Есть особи, растения и твари-эмигранты, которые заискивают перед коренными, а своих, тех, прежних, бывших, презирают, относятся свысока, забывая своё чечевичное первородство, мол, вы все там не такие, хуже, куда вам в Калашный ряд, ваше место там, сзади, а мы уже не те, что были там, мы здеся растём и кормимся, мы – лучшие, хотя нам, конечно, ишо далеко до этих коренных, но всё же на пути к вершине. Правда, и растительность эту, и тварей этих понять можно: ведь сколько настрадались, натерпелись, сколько унижения, недоверия, недружелюбия и прочих «не» пришлось вынести от аборигенов, а вы там, на Родине-Батькивщине всего этого не изведали, не перенесли, тёмные вы, незакалённые, не ведаете, что это такое – эмиграция. Такие уехавшие животные-деревья задирают свои клювы, морды, топорщат ветви вверх, снисходительно, с пренебрежением относясь к своим прежним особям-соотечественникам. Ну, как же ещё! Ведь там, на новой почве, их зверей-растений за людей не cчитают, там они твари-кусты второго сорта. Так хоть здесь, перед этими, своими, прежними, можно душу отвести. Разве они видели всё, разве могут понять, сколько мы там натерпелись, через какие унижения прошли, да и сейчас как нам неловко там, но жить-то где-то нужно.
У эмиграции есть свой запах, впрочем, как и вкус, и другие ощущения. И звери и растения быстро начинают его воспринимать. Запах чужбины – отсутствие запаха, стерильность операционной, где всё знакомое-больное удаляется. В нём, запахе, и осень без обречённости, без запаха прелой листвы, и весна без надежды – запахи изысканной парфюмерии в бутиках, сладостей и сдобы на ярмарочных лотках – приятный запах, но чужой.
Вначале та, прежняя страна, природа и местность выпукло выступают в сознании. Ты мысленно проходишь знакомыми местами, снова перенося себя в знакомые обстоятельства, говоришь с привычными людьми, ведёшь себя, как и подобает там, в прошлом. Кажется, тысячи миль не властны над воображением, которое, смеясь, над расстоянием и временем, свободное переносит растения и тварей в привычные очертания. Но проходит время, и понемногу воспоминания тускнеют, теряют привычные контуры, как в сумраке, больше угадываются, домысливаются, чем видятся. А здешняя реальность откладывает в мозгу новые яйца отпечатков.
Но всё равно такие особи живут в двух мирах. В этом реальном, новом, настоящем. И том, памятном, старом, прошлом. Если этот, каждодневный, окружает их новой реальностью забот и проблем, то тот, из недр сознания, бередит мозг лихорадочными обрывками, плохо скроенными лоскутками воспоминаний.
В эмиграции и растение, и зверь осознают своё одиночество, одиночество настоящее, особенно – если ты один. Пустота чужих улиц и зданий, другой природы и людей пустота гулко отзывается тоской в сердце, как шаги в полночь по пустынной мостовой. Никому они не нужны, вокруг них – космическое равнодушие. И прочему космосу, пыли, мусору вокруг и обломкам астероидов до них совсем нет дела. Кажется, что пустота вокруг – и пыль, и мусор, и обломки – были бы рады, если бы они, эмигранты-иммигранты, скорей исчезли. Здесь, в эмиграции, нет права на ошибку. Нет, можно, конечно, но исправлять сложно потом, куда сложнее, чем там, на старом месте. Как узелок: вроде, бантик, и легко развязывается, а дёрнешь не за тот конец, потом распутывать долго.
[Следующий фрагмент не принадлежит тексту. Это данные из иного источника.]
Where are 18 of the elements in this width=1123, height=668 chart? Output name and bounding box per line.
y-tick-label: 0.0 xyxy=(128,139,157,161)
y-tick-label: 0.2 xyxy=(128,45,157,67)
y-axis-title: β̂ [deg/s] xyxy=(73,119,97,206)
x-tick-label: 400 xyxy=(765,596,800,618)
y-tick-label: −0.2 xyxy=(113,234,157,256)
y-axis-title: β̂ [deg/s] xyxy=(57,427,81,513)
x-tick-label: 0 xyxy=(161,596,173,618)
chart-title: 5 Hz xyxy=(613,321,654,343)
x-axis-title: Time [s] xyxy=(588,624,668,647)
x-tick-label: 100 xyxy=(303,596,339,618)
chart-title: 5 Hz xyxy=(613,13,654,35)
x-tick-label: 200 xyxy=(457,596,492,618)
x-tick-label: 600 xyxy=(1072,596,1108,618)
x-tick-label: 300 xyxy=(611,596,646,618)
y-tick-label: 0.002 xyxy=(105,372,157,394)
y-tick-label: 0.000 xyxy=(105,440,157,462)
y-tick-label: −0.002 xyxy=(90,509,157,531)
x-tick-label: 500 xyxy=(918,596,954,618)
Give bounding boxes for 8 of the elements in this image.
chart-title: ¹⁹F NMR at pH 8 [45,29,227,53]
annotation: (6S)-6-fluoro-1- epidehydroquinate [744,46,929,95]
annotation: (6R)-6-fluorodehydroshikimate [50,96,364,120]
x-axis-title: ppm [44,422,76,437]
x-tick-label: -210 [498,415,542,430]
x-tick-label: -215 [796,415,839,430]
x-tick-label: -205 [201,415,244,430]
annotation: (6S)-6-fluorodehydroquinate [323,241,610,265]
В эмиграции хорошо пишется. Не с кем поделиться внутренним, некому высказать наболевшее, только листку белой бумаги. И эмигрант пишет всякую чушь – то, чему раньше не придавал значения, что раньше выговаривал небрежно в беседах со своим животным и растительным миром.
В эмиграции и животному, и растению часто бывает унизительно. Скажешь немного не так, прошелестишь или зарычишь, не так лапой или веткой поведёшь, как принято среди здешних, кожа ли коры или цвет листьев, или шкуры немного другая – сразу видно пришельца, а местная флора и фауна словно ищет предлога, чтобы посмотреть свысока. Так что, нужны и скорбь, и смирение, и умение сдачи дать, когда смиренным, терпеливым, униженным и оскорблённым быть уж сил не хватает. Ни на что не надеяться, ничего не бояться, и не ожидать ничего – вот кредо эмигранта. Но нередко попадаются душевные и сострадательные местные деревья и твари: помогают, понимают, сочувствуют.
Каждый день – это новый выход из своей зоны комфорта, нужно делать новое, незнакомое, непривычное. Чтобы это, оно, новое, стало обычным, твоим. Каждый день принимать решения, которые не всегда верны. И если решил правильно, значит меньше пота и сил затратил. И наоборот. Каждый день, возвращаясь в своё временное жилье, подсчитывать дневные дивиденды и убытки, планируя новый день, чтобы вновь ошибаться, блуждать, с трудом находя верную дорогу.
В эмиграции и растение, и зверь понимает, что жить лучше просто так не выйдет, и напрягает и жилы, и нервы, всё естество своё напрягают когтями, корнями, корой, чтобы лучше приняться, укорениться, взойти. Здесь нет «не хочу» или «не нравится», здесь есть «так нужно». Как садишься играть за старый и расстроенный рояль – хочешь – играй на таком, не хочешь – закрывай крышку, другого всё равно нет. И ты играешь, как умеешь, хотя и клавиши, и пальцы плохо служат. А не хочешь – не играй. И никому до тебя нет дела, кем бы там, у себя, не был, здесь начинаешь с чистого листа. Впрочем, как и в той жизни – каждый день и миг приходится начинать всё сначала, хоть сам весь состоишь из прошлого, делаешь себя сейчас для будущего, чтобы оно скоро стало прошлым в тебе.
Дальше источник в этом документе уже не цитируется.